Four facial recognition kiosks have been installed in Keflavik International Airport as part of a six-month pilot program for the Schengen area.
Innovative Travel Solutions (ITS) by Vancouver International Airport (YVR) announced the implementation of four BorderXpress kiosks at Keflavik International Airport (KEF) in Iceland. The kiosks are part of a six-month pilot to simulate the impending requirements of the Entry/Exit System (EES) of the Schengen Area. This is the first automated kiosk-based border control solution in a Schengen member state.
“We recognize the complexity and challenges that many Schengen member states face with the implementation of new regulation for entry and exit border control. Kiosk-based solutions, like BorderXpress, have a critical role to play in helping Schengen member states effectively fulfil the new security and data collection requirements outlined by the European Commission, while also keeping pace with increasing demand for air travel,” says Craig Richmond, president and CEO of Vancouver Airport Authority.
The EES is a part of the Smart Border package introduced by the European Commission. It will be fully operational in all the Schengen countries by the end of 2021.
In July 2018, BorderXpress became the first permanent kiosks to provide border control in Europe with the launch of 74 biometric-enabled kiosks at Pafos International Airport and Larnaka International Airport in Cyprus.
BorderXpress uses “self-service biometric-enabled kiosks to expedite the border control process”. At the kiosk, travellers select their language, scan their travel documents and answer a few simple questions.
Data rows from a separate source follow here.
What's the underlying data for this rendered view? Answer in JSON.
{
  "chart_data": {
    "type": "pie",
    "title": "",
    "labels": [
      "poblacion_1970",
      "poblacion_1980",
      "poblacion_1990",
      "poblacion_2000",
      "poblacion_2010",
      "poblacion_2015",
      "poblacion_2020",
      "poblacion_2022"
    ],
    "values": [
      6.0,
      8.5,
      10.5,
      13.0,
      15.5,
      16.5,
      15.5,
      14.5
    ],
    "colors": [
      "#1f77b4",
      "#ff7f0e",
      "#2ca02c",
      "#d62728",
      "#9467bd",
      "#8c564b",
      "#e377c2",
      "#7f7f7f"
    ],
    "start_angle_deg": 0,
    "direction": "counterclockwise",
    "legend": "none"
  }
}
The kiosk also captures an image of each passenger’s face which can be compared with and verified against the photo in their electronic passport. Travellers then take their completed kiosk receipt to a border services authority.
The technology was developed by ITS, an independent business unit within YVR.
The company says that the kiosks are proven to reduce passenger wait times by more than 60% and that a recent paper published by InterVISTAS concludes that kiosks significantly outperform traditional immigration processing.